Mastercard also noted that when they logged into their exam portal, a QR code was “generated that opened the app, where students then gave permission to share certain details using Mastercard’s integrated secure ID service to verify themselves.”

According to Mastercard, the benefits of a digital identity service include “faster, streamlined access to your online life without unnecessarily sharing personal data.””

The company pointed out that you may use a digital identity service to “purchase an age-restricted product without showing your date of birth, or rent a car without having to share your driver’s license number.”

As noted by Mastercard:

“Using digital identity, government agencies could cut down on fraud and streamline how they provide their citizens with digital services, such as government aid or small business loans.

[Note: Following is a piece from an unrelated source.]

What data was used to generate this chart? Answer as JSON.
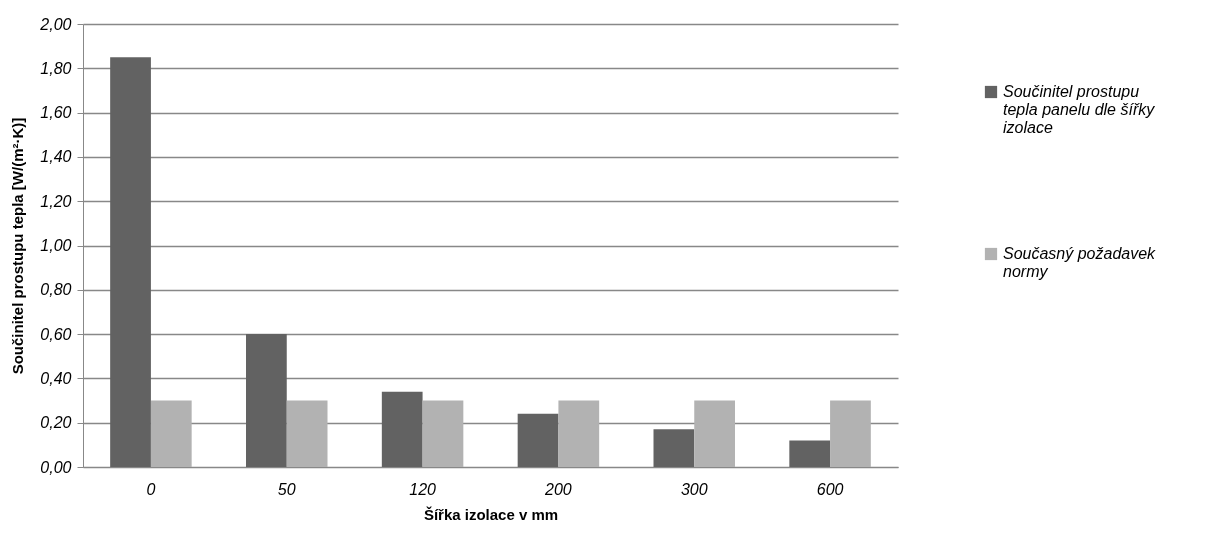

Health care providers would be able to share data on their patients much faster in medical situations where time is of the essence.”

The company added that for many people, the ability to physically document their names, addresses, birthplaces and the like “may be even more difficult, if not impossible — and it can shut them out of the digital economy or prevent them from accessing basic services.”

Without an “easily confirmed” identity, people have trouble “getting a bank account or a mobile phone SIM card,” the firm noted.

Mastercard also mentioned:

“For these billion people, the lack of easy verification inhibits both personal financial security and stunts economic development in their communities. They “are effectively invisible to providers of services and face a fundamental barrier to meaningful participation in their society and economy,” according to the World Bank’s Identification for Development program. They are cut off from the things many people take for granted, like the ability to open a business or enroll in school.”

While commenting on what’s holding digital identity back, Mastercard shared:

“To some extent, this is already happening. Biometric identification such as our fingerprints and faces already helps us to secure our phones and confirm access to many services, and will likely provide the basis for initially establishing a standardized digital identity.”

Research reveals that consumers do not want to trade their privacy and control over their data for convenience, and that “9 out of 10 would trust a company that commits to data responsibility principles.” That indicates that the services that will “gain traction are those with foundational commitments to privacy and their consumers owning and maintaining control of their identity.”

Mastercard also mentioned:

“And this is likely to be bolstered by regulation: The European Union, the U.S. and other countries are beginning to establish regulatory frameworks around digital identity — not only to ensure the technology can be widely used but to safeguard privacy for consumers. Critically, they can also establish that consumers will have control over their data, with whom they share it and for what purposes. It would make proving who we are easier, but also protect us and our data at the same time.”